For nearly 100 years a bronze statue of George Washington has stood on the gallery’s front lawn, making it one of many public London monuments to “dodgy figures,” as Locke has put it. Presented by the Commonwealth of Virginia in 1924, it is a replica of the marble sculpture by the French 18th-century sculptor Jean-Antoine Houdon that stands in the State Capitol building in Richmond. There is no mention on a plaque (or on the National Gallery’s website) that Washington was a slave owner, or that Richmond was the capital of the Confederate States in the U.S. Civil War.

When reached by ARTnews about whether it planned to make that history available, a National Gallery spokesperson claimed it was not the museum’s responsibility to do so, but rather the U.K. government’s. The museum is “looking” to update its website about the biography of its founding collector, John Julius Angerstein, however. Its current page about Angerstein glosses over the uncomfortable truth that much of the art collector’s wealth was based on insurance of ships used in the slave trade. He also had a financial stake in a slave plantation in the Caribbean.
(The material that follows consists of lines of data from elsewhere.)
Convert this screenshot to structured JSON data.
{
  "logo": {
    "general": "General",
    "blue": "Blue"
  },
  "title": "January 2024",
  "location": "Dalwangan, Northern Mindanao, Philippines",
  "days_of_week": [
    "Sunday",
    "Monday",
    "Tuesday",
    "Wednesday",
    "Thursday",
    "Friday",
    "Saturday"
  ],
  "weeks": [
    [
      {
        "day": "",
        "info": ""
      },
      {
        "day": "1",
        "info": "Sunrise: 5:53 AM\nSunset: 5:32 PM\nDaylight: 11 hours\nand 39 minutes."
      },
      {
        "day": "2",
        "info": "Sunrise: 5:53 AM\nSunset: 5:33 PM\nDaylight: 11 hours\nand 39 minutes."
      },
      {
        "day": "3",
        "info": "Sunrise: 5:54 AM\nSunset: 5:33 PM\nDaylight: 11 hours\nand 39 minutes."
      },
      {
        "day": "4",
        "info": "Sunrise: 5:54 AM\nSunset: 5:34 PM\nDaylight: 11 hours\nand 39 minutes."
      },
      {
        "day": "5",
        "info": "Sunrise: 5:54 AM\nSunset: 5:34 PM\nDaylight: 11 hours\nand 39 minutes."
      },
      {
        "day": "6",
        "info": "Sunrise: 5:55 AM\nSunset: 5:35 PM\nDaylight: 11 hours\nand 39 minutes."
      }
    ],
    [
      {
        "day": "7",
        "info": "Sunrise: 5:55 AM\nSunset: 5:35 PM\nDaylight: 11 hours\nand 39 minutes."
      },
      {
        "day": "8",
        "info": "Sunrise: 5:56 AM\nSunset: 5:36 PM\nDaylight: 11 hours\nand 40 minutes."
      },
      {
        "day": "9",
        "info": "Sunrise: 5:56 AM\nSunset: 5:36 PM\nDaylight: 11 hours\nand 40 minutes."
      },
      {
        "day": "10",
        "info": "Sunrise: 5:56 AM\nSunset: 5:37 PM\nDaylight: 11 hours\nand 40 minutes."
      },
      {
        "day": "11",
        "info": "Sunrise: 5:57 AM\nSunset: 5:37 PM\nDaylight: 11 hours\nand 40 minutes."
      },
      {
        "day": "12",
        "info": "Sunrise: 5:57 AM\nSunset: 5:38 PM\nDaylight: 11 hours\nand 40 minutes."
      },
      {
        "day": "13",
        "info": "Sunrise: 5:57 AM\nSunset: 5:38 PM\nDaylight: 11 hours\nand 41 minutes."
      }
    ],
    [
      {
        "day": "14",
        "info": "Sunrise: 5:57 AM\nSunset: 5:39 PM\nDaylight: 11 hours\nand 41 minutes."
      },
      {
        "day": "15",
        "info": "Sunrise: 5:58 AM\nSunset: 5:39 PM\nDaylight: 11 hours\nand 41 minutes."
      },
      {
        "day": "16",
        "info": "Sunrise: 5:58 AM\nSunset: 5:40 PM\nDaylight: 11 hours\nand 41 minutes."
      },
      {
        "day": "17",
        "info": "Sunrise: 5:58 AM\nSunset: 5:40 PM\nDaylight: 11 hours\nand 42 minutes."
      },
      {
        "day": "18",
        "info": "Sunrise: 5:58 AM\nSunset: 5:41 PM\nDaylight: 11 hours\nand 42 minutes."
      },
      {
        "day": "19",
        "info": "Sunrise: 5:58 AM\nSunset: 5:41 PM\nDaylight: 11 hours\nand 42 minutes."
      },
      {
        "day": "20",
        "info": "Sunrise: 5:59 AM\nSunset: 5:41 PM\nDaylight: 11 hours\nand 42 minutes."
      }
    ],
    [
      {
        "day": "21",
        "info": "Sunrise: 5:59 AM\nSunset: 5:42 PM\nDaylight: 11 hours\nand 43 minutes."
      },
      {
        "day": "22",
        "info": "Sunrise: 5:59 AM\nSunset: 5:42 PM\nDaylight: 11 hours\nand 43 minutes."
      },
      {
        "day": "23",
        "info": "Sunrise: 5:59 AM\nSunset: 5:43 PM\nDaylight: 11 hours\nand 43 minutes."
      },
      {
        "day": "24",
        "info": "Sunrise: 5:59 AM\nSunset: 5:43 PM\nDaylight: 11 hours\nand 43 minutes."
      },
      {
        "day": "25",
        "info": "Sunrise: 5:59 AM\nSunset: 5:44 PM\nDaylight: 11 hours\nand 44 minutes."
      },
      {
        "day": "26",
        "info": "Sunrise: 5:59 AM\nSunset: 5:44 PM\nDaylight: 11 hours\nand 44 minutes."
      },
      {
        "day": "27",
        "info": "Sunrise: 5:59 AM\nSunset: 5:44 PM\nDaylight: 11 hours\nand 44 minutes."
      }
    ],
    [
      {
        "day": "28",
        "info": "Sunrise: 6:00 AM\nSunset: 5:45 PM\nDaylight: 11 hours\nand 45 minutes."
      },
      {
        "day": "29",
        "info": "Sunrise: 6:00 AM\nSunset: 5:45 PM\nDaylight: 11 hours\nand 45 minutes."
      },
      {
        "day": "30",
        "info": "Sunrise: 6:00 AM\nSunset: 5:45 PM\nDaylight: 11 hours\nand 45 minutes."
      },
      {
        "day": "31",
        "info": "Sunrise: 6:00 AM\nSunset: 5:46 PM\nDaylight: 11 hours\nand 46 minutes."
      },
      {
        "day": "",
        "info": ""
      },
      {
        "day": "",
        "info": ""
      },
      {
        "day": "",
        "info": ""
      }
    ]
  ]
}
Such a clarification of institutions’ history is becoming more common in the U.K.—Tate, for example, issued a lengthy statement about its founder’s role in the slave trade last year. Locke said that context such as this is necessary for institutions—and, in particular, the monuments in the cities around them. “The sculptures are part of history, but you need some acknowledgement of who these people were,” he said. “You can’t say police brutality is terrible, institutional racism is terrible, and then you don’t want anything to change in your local landscape.”

Locke, like Akomfrah, seemed resigned that the debate about the relocation of colonial-era monuments in the U.K. will now be framed by the government as a question of law and order after the Colston monument’s violent removal. U.K. Prime Minister Boris Johnson was quick to condemn the Bristol protesters’ actions, claiming that the Black Lives Matter protests have been “subverted by thuggery.” After coming under fire, he toned down his rhetoric but insisted that anyone who harmed property would face “the full force of the law.”

Many in the British art scene—and beyond—are now left with serious quandaries going forward. “Let’s be clear, [Colston] was a mass murder,” Akomfrah said. “He benefited from the misfortune of others. The real question is, why was that statue put up in the first place?”